The Planck OS X ClojureScript REPL is designed to be an easy-to-use command-line app. Previously, the binary required access to an on-disk directory tree containing the ClojureScript compiler output. But, I wanted it to just be a simple monolithic binary with no external dependencies.

It turns out that, with bootstrapped ClojureScript, things are nicely abstracted so that the runtime can execute without any knowledge of the specifics of how it is being hosted. This manifests itself, for example, by cljs.js/*load-fn* which can be defined in an arbitrary fashion by client code to load the source for any given path.

Planck has been updated so that the primary runtime support (think cljs.core and other files that make things tick), is no longer read from disk, but is included in the binary itself.

Planck is not an OS X application bundle (an .app directory that can carry additional resources)—it's a command-line app. So, I simply encoded all of the ClojureScript runtime into the binary itself: There is a cool tool that ships with OS X, xxd, which can be used to convert any file into data that can be included in a C-based program.

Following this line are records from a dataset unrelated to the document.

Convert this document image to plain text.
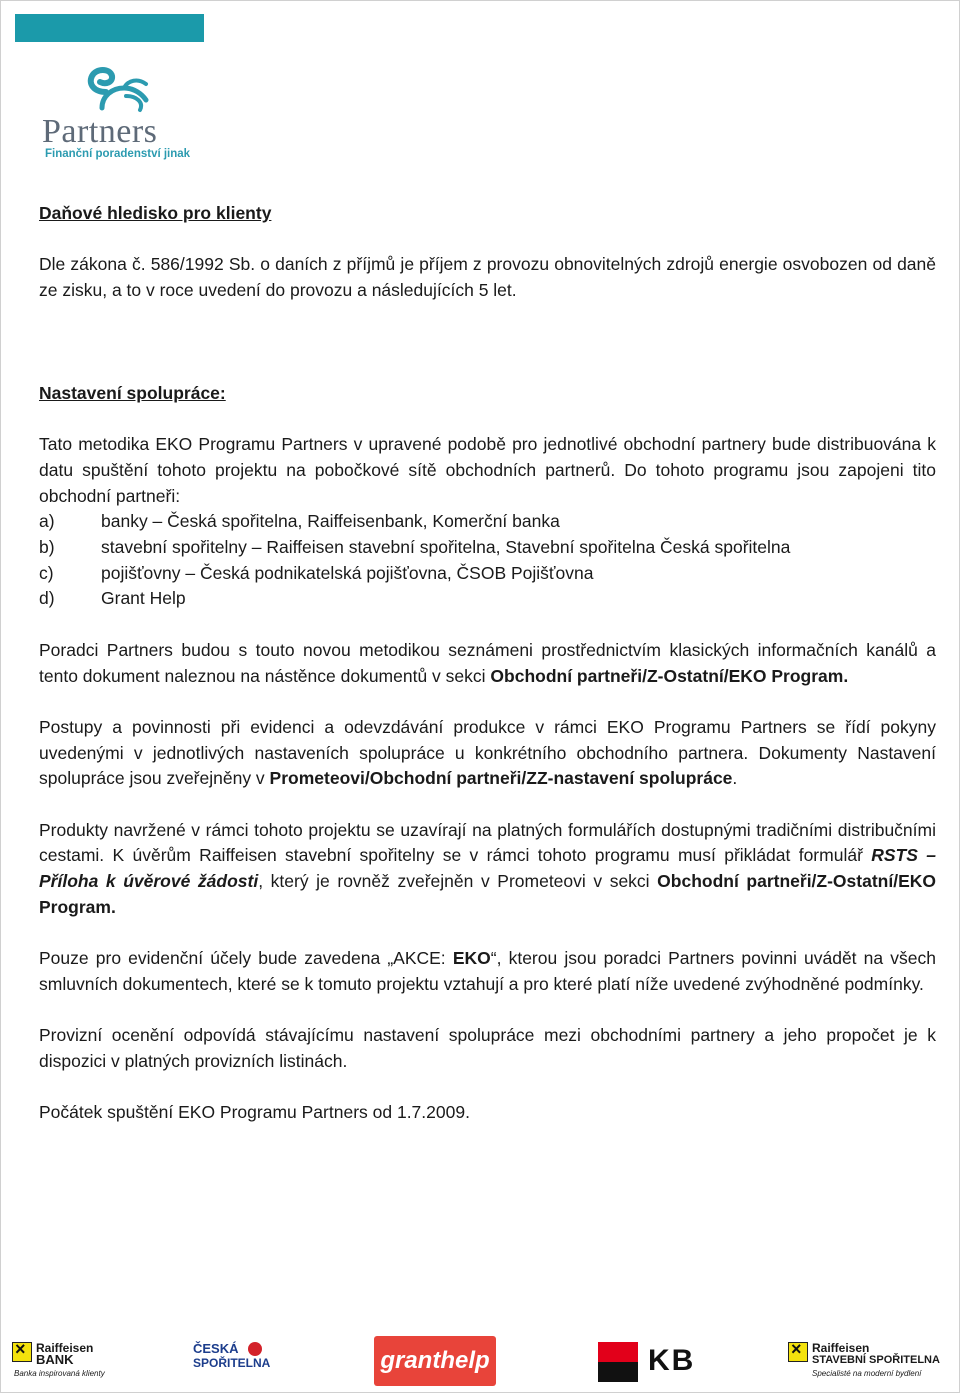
Partners
Finanční poradenství jinak

Daňové hledisko pro klienty

Dle zákona č. 586/1992 Sb. o daních z příjmů je příjem z provozu obnovitelných zdrojů energie osvobozen od daně ze zisku, a to v roce uvedení do provozu a následujících 5 let.

Nastavení spolupráce:

Tato metodika EKO Programu Partners v upravené podobě pro jednotlivé obchodní partnery bude distribuována k datu spuštění tohoto projektu na pobočkové sítě obchodních partnerů. Do tohoto programu jsou zapojeni tito obchodní partneři:

a)	banky – Česká spořitelna, Raiffeisenbank, Komerční banka
b)	stavební spořitelny – Raiffeisen stavební spořitelna, Stavební spořitelna Česká spořitelna
c)	pojišťovny – Česká podnikatelská pojišťovna, ČSOB Pojišťovna
d)	Grant Help

Poradci Partners budou s touto novou metodikou seznámeni prostřednictvím klasických informačních kanálů a tento dokument naleznou na nástěnce dokumentů v sekci Obchodní partneři/Z-Ostatní/EKO Program.

Postupy a povinnosti při evidenci a odevzdávání produkce v rámci EKO Programu Partners se řídí pokyny uvedenými v jednotlivých nastaveních spolupráce u konkrétního obchodního partnera. Dokumenty Nastavení spolupráce jsou zveřejněny v Prometeovi/Obchodní partneři/ZZ-nastavení spolupráce.

Produkty navržené v rámci tohoto projektu se uzavírají na platných formulářích dostupnými tradičními distribučními cestami. K úvěrům Raiffeisen stavební spořitelny se v rámci tohoto programu musí přikládat formulář RSTS – Příloha k úvěrové žádosti, který je rovněž zveřejněn v Prometeovi v sekci Obchodní partneři/Z-Ostatní/EKO Program.

Pouze pro evidenční účely bude zavedena „AKCE: EKO“, kterou jsou poradci Partners povinni uvádět na všech smluvních dokumentech, které se k tomuto projektu vztahují a pro které platí níže uvedené zvýhodněné podmínky.

Provizní ocenění odpovídá stávajícímu nastavení spolupráce mezi obchodními partnery a jeho propočet je k dispozici v platných provizních listinách.

Počátek spuštění EKO Programu Partners od 1.7.2009.

×
Raiffeisen
BANK
Banka inspirovaná klienty
ČESKÁ
SPOŘITELNA	granthelp	KB
×	Raiffeisen
STAVEBNÍ SPOŘITELNA
Specialisté na moderní bydlení
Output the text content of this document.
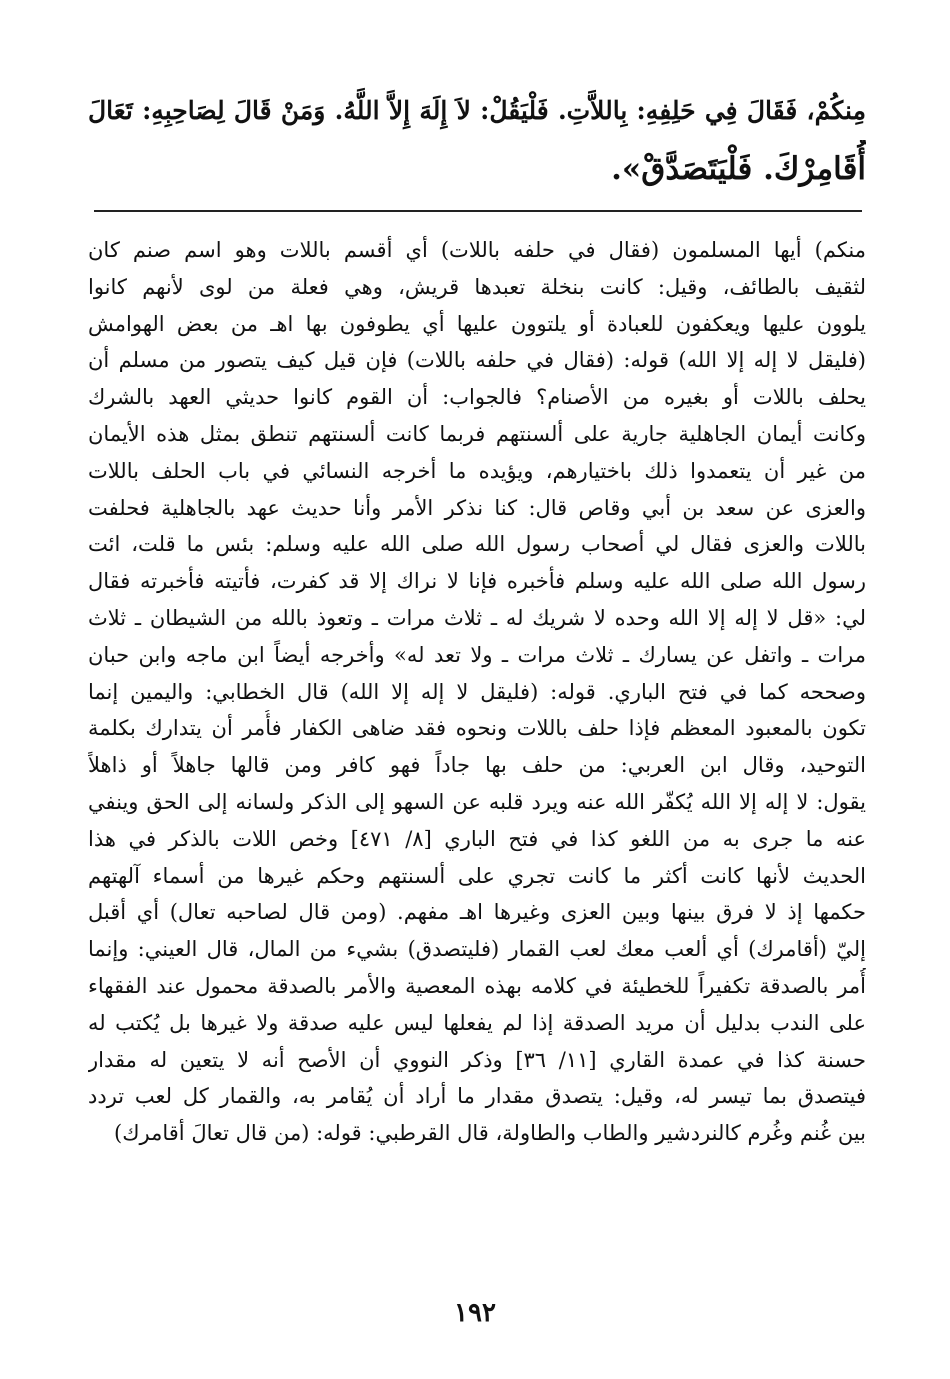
مِنكُمْ، فَقَالَ فِي حَلِفِهِ: بِاللاَّتِ. فَلْيَقُلْ: لاَ إِلَهَ إِلاَّ اللَّهُ. وَمَنْ قَالَ لِصَاحِبِهِ: تَعَالَ
أُقَامِرْكَ. فَلْيَتَصَدَّقْ».
منكم) أيها المسلمون (فقال في حلفه باللات) أي أقسم باللات وهو اسم صنم كان
لثقيف بالطائف، وقيل: كانت بنخلة تعبدها قريش، وهي فعلة من لوى لأنهم كانوا
يلوون عليها ويعكفون للعبادة أو يلتوون عليها أي يطوفون بها اهـ من بعض الهوامش
(فليقل لا إله إلا الله) قوله: (فقال في حلفه باللات) فإن قيل كيف يتصور من مسلم أن
يحلف باللات أو بغيره من الأصنام؟ فالجواب: أن القوم كانوا حديثي العهد بالشرك
وكانت أيمان الجاهلية جارية على ألسنتهم فربما كانت ألسنتهم تنطق بمثل هذه الأيمان
من غير أن يتعمدوا ذلك باختيارهم، ويؤيده ما أخرجه النسائي في باب الحلف باللات
والعزى عن سعد بن أبي وقاص قال: كنا نذكر الأمر وأنا حديث عهد بالجاهلية فحلفت
باللات والعزى فقال لي أصحاب رسول الله صلى الله عليه وسلم: بئس ما قلت، ائت
رسول الله صلى الله عليه وسلم فأخبره فإنا لا نراك إلا قد كفرت، فأتيته فأخبرته فقال
لي: «قل لا إله إلا الله وحده لا شريك له ـ ثلاث مرات ـ وتعوذ بالله من الشيطان ـ ثلاث
مرات ـ واتفل عن يسارك ـ ثلاث مرات ـ ولا تعد له» وأخرجه أيضاً ابن ماجه وابن حبان
وصححه كما في فتح الباري. قوله: (فليقل لا إله إلا الله) قال الخطابي: واليمين إنما
تكون بالمعبود المعظم فإذا حلف باللات ونحوه فقد ضاهى الكفار فأُمر أن يتدارك بكلمة
التوحيد، وقال ابن العربي: من حلف بها جاداً فهو كافر ومن قالها جاهلاً أو ذاهلاً
يقول: لا إله إلا الله يُكفّر الله عنه ويرد قلبه عن السهو إلى الذكر ولسانه إلى الحق وينفي
عنه ما جرى به من اللغو كذا في فتح الباري [٨/ ٤٧١] وخص اللات بالذكر في هذا
الحديث لأنها كانت أكثر ما كانت تجري على ألسنتهم وحكم غيرها من أسماء آلهتهم
حكمها إذ لا فرق بينها وبين العزى وغيرها اهـ مفهم. (ومن قال لصاحبه تعال) أي أقبل
إليّ (أقامرك) أي ألعب معك لعب القمار (فليتصدق) بشيء من المال، قال العيني: وإنما
أُمر بالصدقة تكفيراً للخطيئة في كلامه بهذه المعصية والأمر بالصدقة محمول عند الفقهاء
على الندب بدليل أن مريد الصدقة إذا لم يفعلها ليس عليه صدقة ولا غيرها بل يُكتب له
حسنة كذا في عمدة القاري [١١/ ٣٦] وذكر النووي أن الأصح أنه لا يتعين له مقدار
فيتصدق بما تيسر له، وقيل: يتصدق مقدار ما أراد أن يُقامر به، والقمار كل لعب تردد
بين غُنم وغُرم كالنردشير والطاب والطاولة، قال القرطبي: قوله: (من قال تعالَ أقامرك)
١٩٢
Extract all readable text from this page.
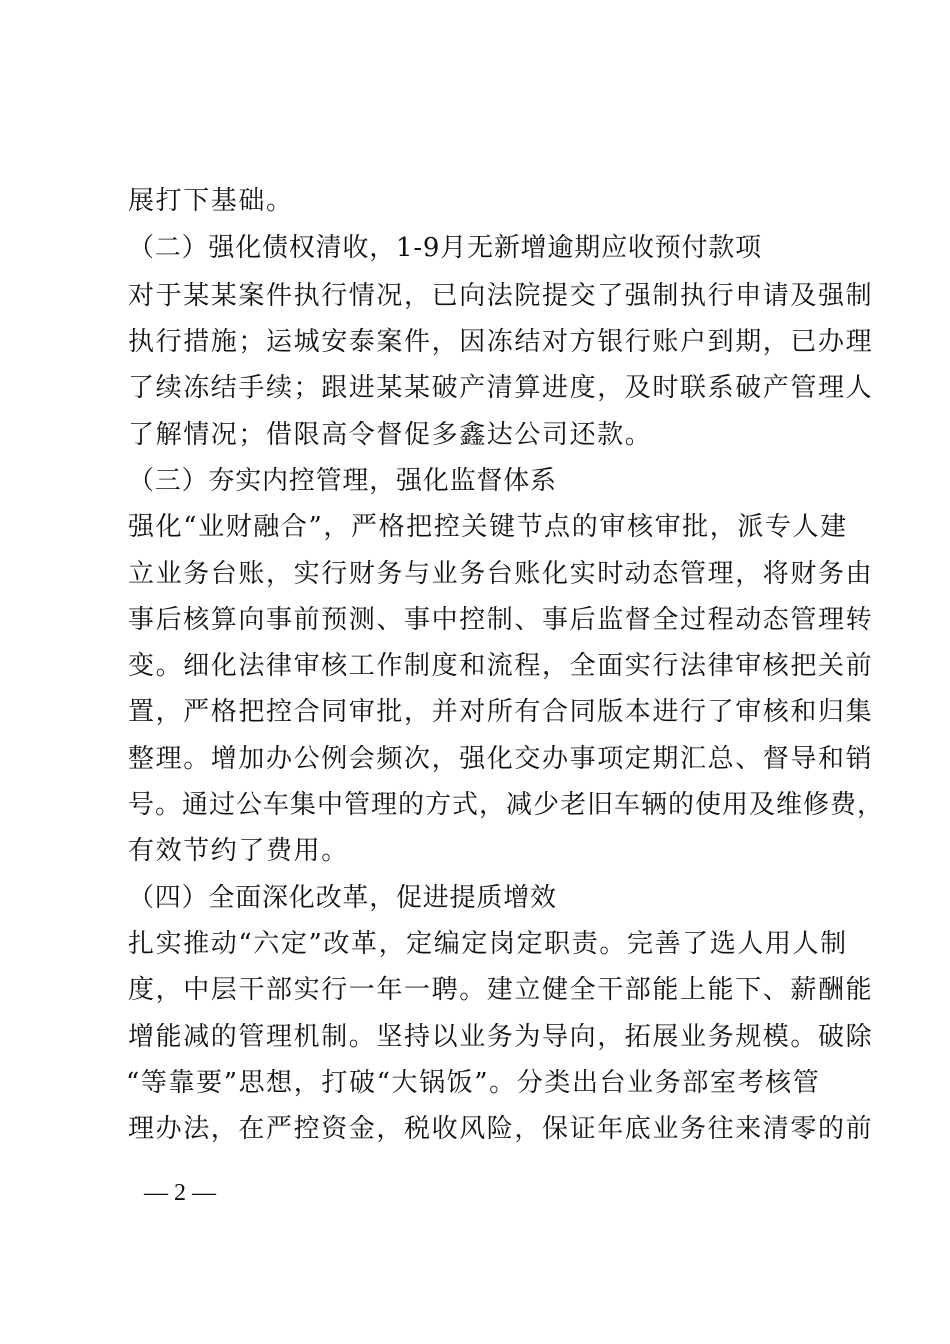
展打下基础。
（二）强化债权清收，1-9月无新增逾期应收预付款项
对于某某案件执行情况，已向法院提交了强制执行申请及强制
执行措施；运城安泰案件，因冻结对方银行账户到期，已办理
了续冻结手续；跟进某某破产清算进度，及时联系破产管理人
了解情况；借限高令督促多鑫达公司还款。
（三）夯实内控管理，强化监督体系
强化“业财融合”，严格把控关键节点的审核审批，派专人建
立业务台账，实行财务与业务台账化实时动态管理，将财务由
事后核算向事前预测、事中控制、事后监督全过程动态管理转
变。细化法律审核工作制度和流程，全面实行法律审核把关前
置，严格把控合同审批，并对所有合同版本进行了审核和归集
整理。增加办公例会频次，强化交办事项定期汇总、督导和销
号。通过公车集中管理的方式，减少老旧车辆的使用及维修费，
有效节约了费用。
（四）全面深化改革，促进提质增效
扎实推动“六定”改革，定编定岗定职责。完善了选人用人制
度，中层干部实行一年一聘。建立健全干部能上能下、薪酬能
增能减的管理机制。坚持以业务为导向，拓展业务规模。破除
“等靠要”思想，打破“大锅饭”。分类出台业务部室考核管
理办法，在严控资金，税收风险，保证年底业务往来清零的前
— 2 —
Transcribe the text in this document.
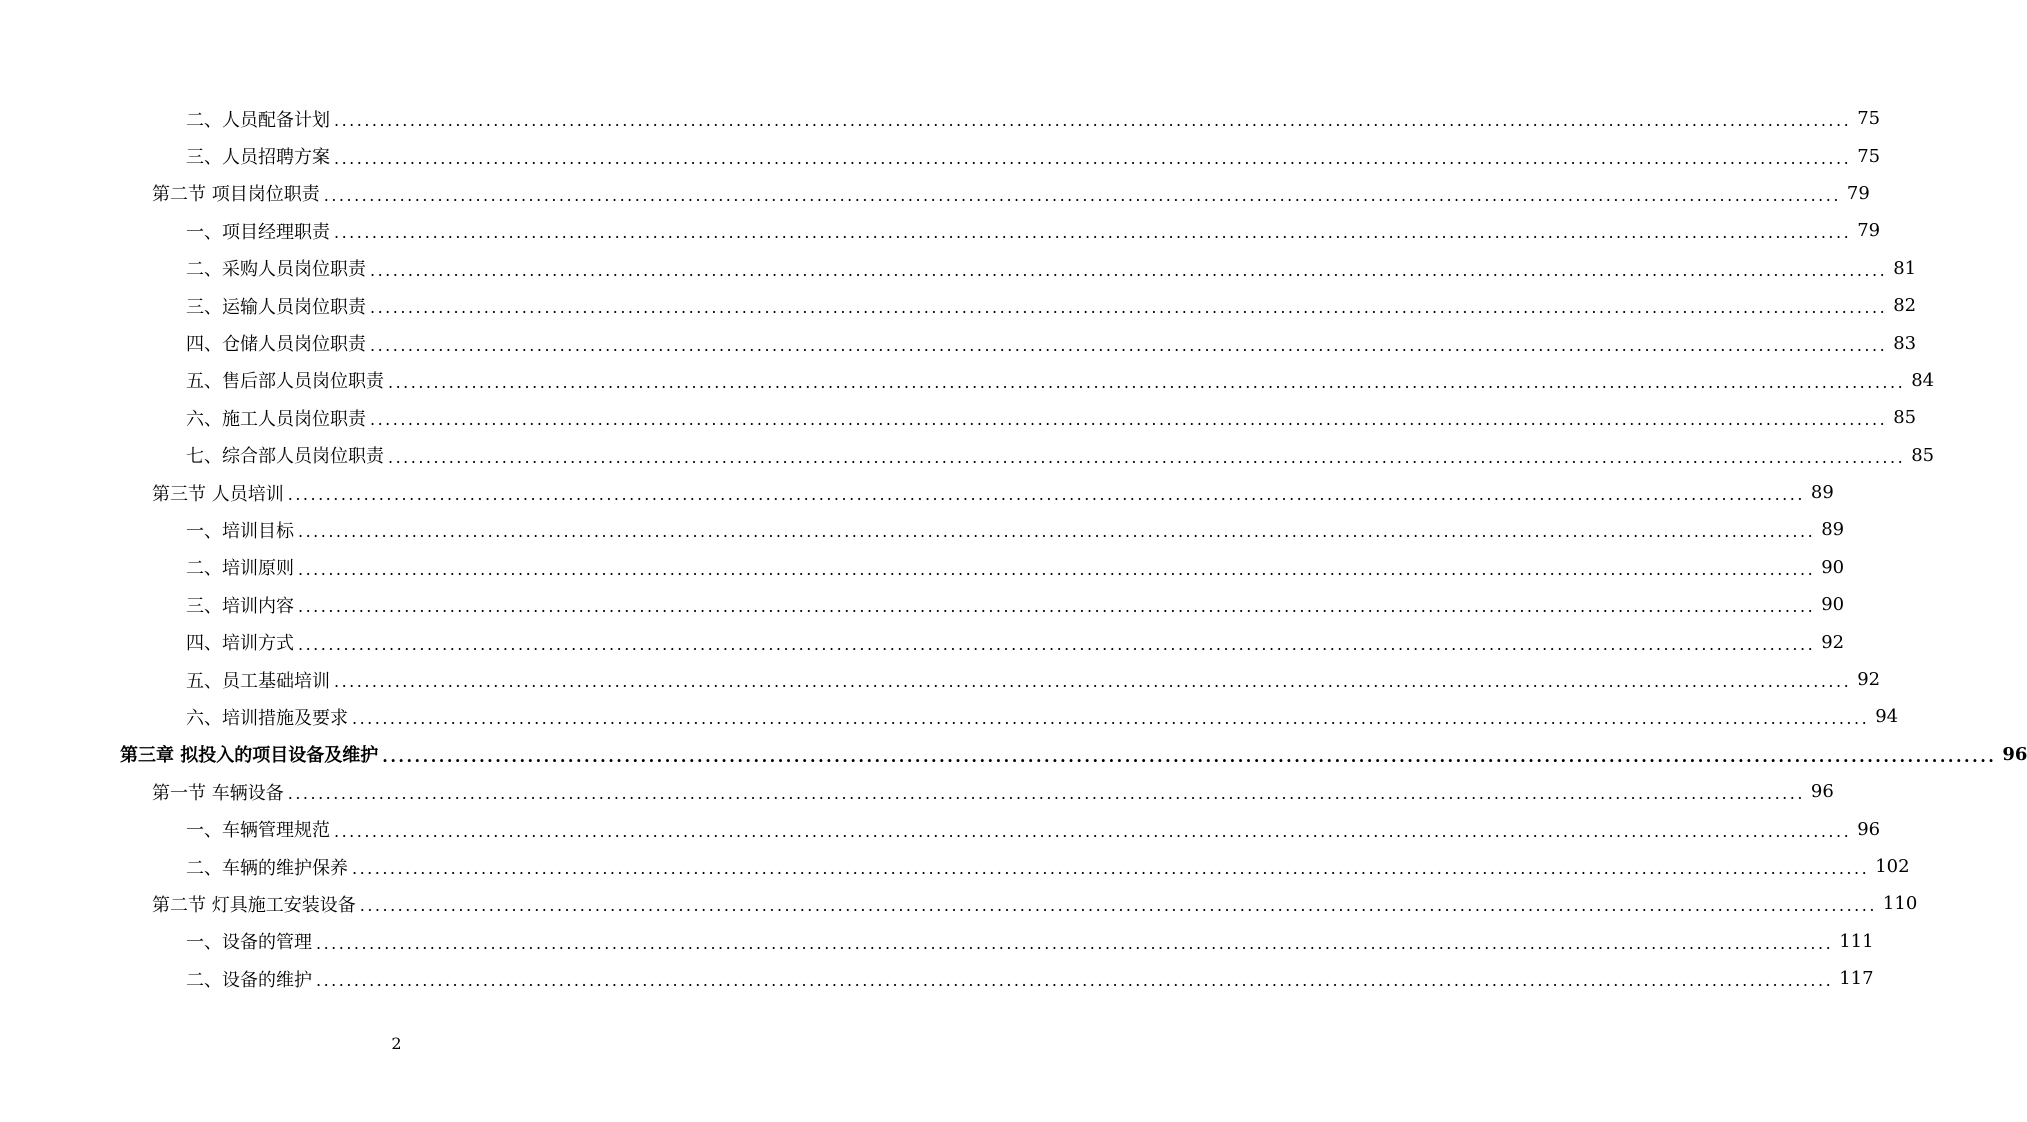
二、人员配备计划 ........................................................................................................................................................................................................ 75
三、人员招聘方案 ........................................................................................................................................................................................................ 75
第二节 项目岗位职责 ........................................................................................................................................................................................................ 79
一、项目经理职责 ........................................................................................................................................................................................................ 79
二、采购人员岗位职责 ........................................................................................................................................................................................................ 81
三、运输人员岗位职责 ........................................................................................................................................................................................................ 82
四、仓储人员岗位职责 ........................................................................................................................................................................................................ 83
五、售后部人员岗位职责 ........................................................................................................................................................................................................ 84
六、施工人员岗位职责 ........................................................................................................................................................................................................ 85
七、综合部人员岗位职责 ........................................................................................................................................................................................................ 85
第三节 人员培训 ........................................................................................................................................................................................................ 89
一、培训目标 ........................................................................................................................................................................................................ 89
二、培训原则 ........................................................................................................................................................................................................ 90
三、培训内容 ........................................................................................................................................................................................................ 90
四、培训方式 ........................................................................................................................................................................................................ 92
五、员工基础培训 ........................................................................................................................................................................................................ 92
六、培训措施及要求 ........................................................................................................................................................................................................ 94
第三章 拟投入的项目设备及维护 ........................................................................................................................................................................................................ 96
第一节 车辆设备 ........................................................................................................................................................................................................ 96
一、车辆管理规范 ........................................................................................................................................................................................................ 96
二、车辆的维护保养 ........................................................................................................................................................................................................ 102
第二节 灯具施工安装设备 ........................................................................................................................................................................................................ 110
一、设备的管理 ........................................................................................................................................................................................................ 111
二、设备的维护 ........................................................................................................................................................................................................ 117
2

Here is an example of its output.

unsigned char foo_txt[] = {
  0x68, 0x69, 0x0a
unsigned int foo_txt_len = 3;

So, with a little scripting, the entirety of Planck's :output-dir can be included as an additional (gigantic) translation unit that provides the ability to retrieve the bytes for files that would have previously been on disk. The resulting binary is self-contained and can be run anywhere!

Having said that, the plan for Planck still includes the ability to let you write source files in a conventional source tree and make use of them in the Planck REPL via the normal mechanisms—(require ' to load a namespace defined in foo/bar.cljs, for example.

Planck is being developed on GitHub, where the updated standalone binary can be downloaded if you are interested in trying it.